Devletin tepesindeki beyefendiler keşke ATATÜRK’ü anlayabilmiş olsalardı. Her şerde bir hayır vardır, diyerek tüm olumsuzluklara rağmen umut ediyorum ki milleti aydınlatmış, milli değerlere daha fazla sahiplenmiş, kapı kulları olmadıklarının bilincinin farkına varılabilmişlerdir. Gelişen olaylardan bunu anlamaktayız. Her şeye rağmen 21. yüzyılın Türklerin yüzyılı olacağına yürekten inanmaktayım. Eğer kendi milli değerlerimize uygun politikalar uygulayabilseydik, sanırım bugün dünyada sözü geçen, daha saygın bir ülke konumunda olurduk. Ekonomisi daha güçlü, dünyada söz sahibi, dünyaya yön veren bir güçtük. Cumhuriyetin ilk yıllarında yapılan; sanayide, sağlıkta, eğitimde, tarımda, her alanda yapılanlar günün şartlarına göre devrim niteliğindeydi. İlk 10-15 yılda dünyayı şaşırtan bir gelişme sağlanmıştır. İşte eğer bugün sanayide, tarımda her alanda biraz ileride olduğumuzu düşünüyorsak bu, atılan o sağlam temellerin eseridir. Tüm bu ilerlemeyi kime borçlu olduğumuzu, o felsefeyi en azından liderlerimiz anlayabiliyor mu? Hepsini kastetmiyorum tabii ki; yüzeysel politika yapanlar, karın boşluğuna vuranlar maalesef milletten yetki almayı başarabilmişlerdir.
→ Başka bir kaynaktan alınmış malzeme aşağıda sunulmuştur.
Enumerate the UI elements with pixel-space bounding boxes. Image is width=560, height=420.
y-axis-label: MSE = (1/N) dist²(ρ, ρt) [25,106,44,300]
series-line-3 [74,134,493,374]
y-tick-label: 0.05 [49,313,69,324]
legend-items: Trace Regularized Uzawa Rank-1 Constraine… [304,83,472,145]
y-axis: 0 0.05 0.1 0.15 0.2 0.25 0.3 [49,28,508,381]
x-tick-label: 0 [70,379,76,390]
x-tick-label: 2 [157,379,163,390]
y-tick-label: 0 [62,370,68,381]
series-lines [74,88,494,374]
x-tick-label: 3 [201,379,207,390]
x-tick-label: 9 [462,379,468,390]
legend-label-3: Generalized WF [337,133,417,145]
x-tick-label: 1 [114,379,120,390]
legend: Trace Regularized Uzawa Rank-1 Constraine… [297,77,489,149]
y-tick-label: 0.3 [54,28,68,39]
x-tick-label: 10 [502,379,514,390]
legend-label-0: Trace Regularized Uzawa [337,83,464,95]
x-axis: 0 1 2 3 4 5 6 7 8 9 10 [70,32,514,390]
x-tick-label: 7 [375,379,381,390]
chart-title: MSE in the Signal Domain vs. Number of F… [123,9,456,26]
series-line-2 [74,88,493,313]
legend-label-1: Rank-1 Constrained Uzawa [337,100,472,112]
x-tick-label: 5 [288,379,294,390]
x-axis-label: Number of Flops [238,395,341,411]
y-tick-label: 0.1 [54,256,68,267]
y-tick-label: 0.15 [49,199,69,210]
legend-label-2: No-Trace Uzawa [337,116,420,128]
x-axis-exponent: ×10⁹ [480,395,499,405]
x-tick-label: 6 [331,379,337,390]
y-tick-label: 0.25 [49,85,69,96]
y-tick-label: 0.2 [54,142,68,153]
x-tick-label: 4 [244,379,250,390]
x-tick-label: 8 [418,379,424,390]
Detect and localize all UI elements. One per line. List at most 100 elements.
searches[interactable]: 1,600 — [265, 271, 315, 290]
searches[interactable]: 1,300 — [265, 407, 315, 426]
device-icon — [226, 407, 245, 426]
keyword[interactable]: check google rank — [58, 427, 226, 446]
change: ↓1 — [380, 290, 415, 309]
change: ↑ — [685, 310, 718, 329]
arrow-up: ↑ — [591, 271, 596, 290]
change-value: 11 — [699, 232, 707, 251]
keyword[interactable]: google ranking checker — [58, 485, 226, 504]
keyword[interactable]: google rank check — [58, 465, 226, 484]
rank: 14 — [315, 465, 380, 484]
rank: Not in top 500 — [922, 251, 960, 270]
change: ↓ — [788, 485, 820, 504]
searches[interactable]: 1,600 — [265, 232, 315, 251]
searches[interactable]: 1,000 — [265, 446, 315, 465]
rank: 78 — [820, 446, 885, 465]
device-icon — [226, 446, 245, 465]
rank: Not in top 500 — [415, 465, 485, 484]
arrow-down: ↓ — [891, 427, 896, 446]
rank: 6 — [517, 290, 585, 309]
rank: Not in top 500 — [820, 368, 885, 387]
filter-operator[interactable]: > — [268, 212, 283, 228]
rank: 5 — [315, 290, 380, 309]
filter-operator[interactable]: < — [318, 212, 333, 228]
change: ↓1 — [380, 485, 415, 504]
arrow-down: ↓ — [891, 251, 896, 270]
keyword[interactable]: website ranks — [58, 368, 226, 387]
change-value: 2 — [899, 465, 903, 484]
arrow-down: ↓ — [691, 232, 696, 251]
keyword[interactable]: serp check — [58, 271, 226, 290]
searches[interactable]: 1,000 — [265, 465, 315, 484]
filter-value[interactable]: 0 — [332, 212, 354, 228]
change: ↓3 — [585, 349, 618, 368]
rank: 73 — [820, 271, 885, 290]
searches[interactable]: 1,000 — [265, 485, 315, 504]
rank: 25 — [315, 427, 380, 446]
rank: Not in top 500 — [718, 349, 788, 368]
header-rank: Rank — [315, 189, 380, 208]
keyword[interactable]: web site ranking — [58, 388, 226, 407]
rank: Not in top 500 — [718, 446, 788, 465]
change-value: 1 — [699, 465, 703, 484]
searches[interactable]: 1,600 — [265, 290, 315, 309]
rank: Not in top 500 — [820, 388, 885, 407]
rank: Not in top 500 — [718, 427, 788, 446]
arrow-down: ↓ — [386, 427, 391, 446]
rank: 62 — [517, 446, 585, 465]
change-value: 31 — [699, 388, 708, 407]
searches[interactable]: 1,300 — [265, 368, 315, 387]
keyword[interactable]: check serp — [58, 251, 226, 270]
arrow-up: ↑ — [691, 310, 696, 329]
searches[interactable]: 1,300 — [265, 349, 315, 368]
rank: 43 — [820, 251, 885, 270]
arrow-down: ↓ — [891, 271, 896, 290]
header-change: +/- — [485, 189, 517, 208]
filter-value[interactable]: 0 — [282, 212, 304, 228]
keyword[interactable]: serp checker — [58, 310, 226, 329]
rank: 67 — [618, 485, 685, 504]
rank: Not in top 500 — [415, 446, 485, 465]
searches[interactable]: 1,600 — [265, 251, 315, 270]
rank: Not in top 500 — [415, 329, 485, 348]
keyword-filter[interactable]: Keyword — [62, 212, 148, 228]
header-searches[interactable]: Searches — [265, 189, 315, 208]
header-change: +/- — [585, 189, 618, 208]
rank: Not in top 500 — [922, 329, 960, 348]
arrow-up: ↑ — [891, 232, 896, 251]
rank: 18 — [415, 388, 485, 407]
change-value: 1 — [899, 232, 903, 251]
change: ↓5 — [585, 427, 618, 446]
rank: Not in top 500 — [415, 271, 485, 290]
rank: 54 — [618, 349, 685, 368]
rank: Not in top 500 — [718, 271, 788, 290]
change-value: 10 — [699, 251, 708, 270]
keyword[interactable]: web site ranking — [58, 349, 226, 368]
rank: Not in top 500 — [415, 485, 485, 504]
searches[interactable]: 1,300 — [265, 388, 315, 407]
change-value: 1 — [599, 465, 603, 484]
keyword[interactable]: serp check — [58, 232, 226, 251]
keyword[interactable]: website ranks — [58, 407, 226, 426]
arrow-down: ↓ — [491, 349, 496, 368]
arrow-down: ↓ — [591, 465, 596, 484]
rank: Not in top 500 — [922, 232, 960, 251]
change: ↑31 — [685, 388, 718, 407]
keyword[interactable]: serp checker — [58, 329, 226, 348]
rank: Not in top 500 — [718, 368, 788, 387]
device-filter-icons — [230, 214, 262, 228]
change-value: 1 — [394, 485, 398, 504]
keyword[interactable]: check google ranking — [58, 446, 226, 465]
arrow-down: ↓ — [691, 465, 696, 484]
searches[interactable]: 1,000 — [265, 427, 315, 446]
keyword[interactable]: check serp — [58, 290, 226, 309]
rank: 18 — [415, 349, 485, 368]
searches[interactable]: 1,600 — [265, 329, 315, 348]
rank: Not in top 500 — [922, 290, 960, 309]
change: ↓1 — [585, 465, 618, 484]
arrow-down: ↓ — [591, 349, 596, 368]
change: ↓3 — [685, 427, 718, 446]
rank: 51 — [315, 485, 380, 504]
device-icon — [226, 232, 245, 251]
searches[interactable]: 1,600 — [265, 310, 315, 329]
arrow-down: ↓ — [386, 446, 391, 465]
Bu bağlamda gelelim; ATATÜRK nedir, ne değildir.
Rahmetli Celal Bayar anılarında Atatürk’ten söz ederken onun ne kadar dahi biri olduğunu her fırsatta ve çoğu sohbetlerinde anlatmıştır. “Atatürk büyük adamdı.” der.
“Büyük adamlar; büyük dağlar gibidir, onlardan uzaklaştıkça haşmetleri ortaya çıkar.” Yine Bayar, “Ben onun sağlığında yanı başında çalışırken, o zaman da büyük adam olduğunu biliyordum, çünkü bizden farklı yanları olduğunu biliyordum. Ne zaman bir dara, içinden çıkılamaz bir durum olsa ona koşardık çünkü bilirdik ki onda tüm kapıları açan bir anahtar mutlaka vardı. Fakat yıllar geçtikçe bu büyüklüğün ne derecede bir büyüklük olduğunu daha iyi idrak ediyorum.” demiştir.
Atatürk her türlü emperyalizme karşıydı. Marksizm denenmiş, halklara huzur ve eşitlik sağlayamamış bir rejimdi. Bir sınıfı yok etmekle sınıfların yok olmayacağı; sömürünün sınıflar tarafından, devleti yönetenler tarafından yapıldığı ortaya çıkmıştır. Ayrıca insan fıtratına ters bir rejim, düşüncelerin çarpışmasında doğacak fikirlerin törpülenmesi ve yok olması anlamına gelmektedir.
Faşizm, belli sınıflara hizmet eden bir rejimdir. Bu rejimler “her şey devlet için” derken Atatürk “her şey millet için” diyordu çünkü temel değer millet olunca devlet işlerliği sadece kadrodan ibarettir. Toplumu devletin emrine sunmak; imparatorluk tefekkürüdür, sonunda yok olmaya mahkûmdur
Atatürk, antiemperyalist’tir. Antiemperyalistliğin diğer adı milliyetçiliktir. Atatürk’ün devlet seviyesinde yaptığı tek devrim hilafetten ve imparatorluktan cumhuriyet rejimine geçmek olmuştur.
Eğitim birliği (Tevhidi-tedrisat): Sınıf ve zümre imtiyazının reddedilmesidir.
Medeni kanun: İnsan ilişkilerinde çağın modern anlayışını hâkim kılmıştır. Burada da insana dönük anlayış baskındır.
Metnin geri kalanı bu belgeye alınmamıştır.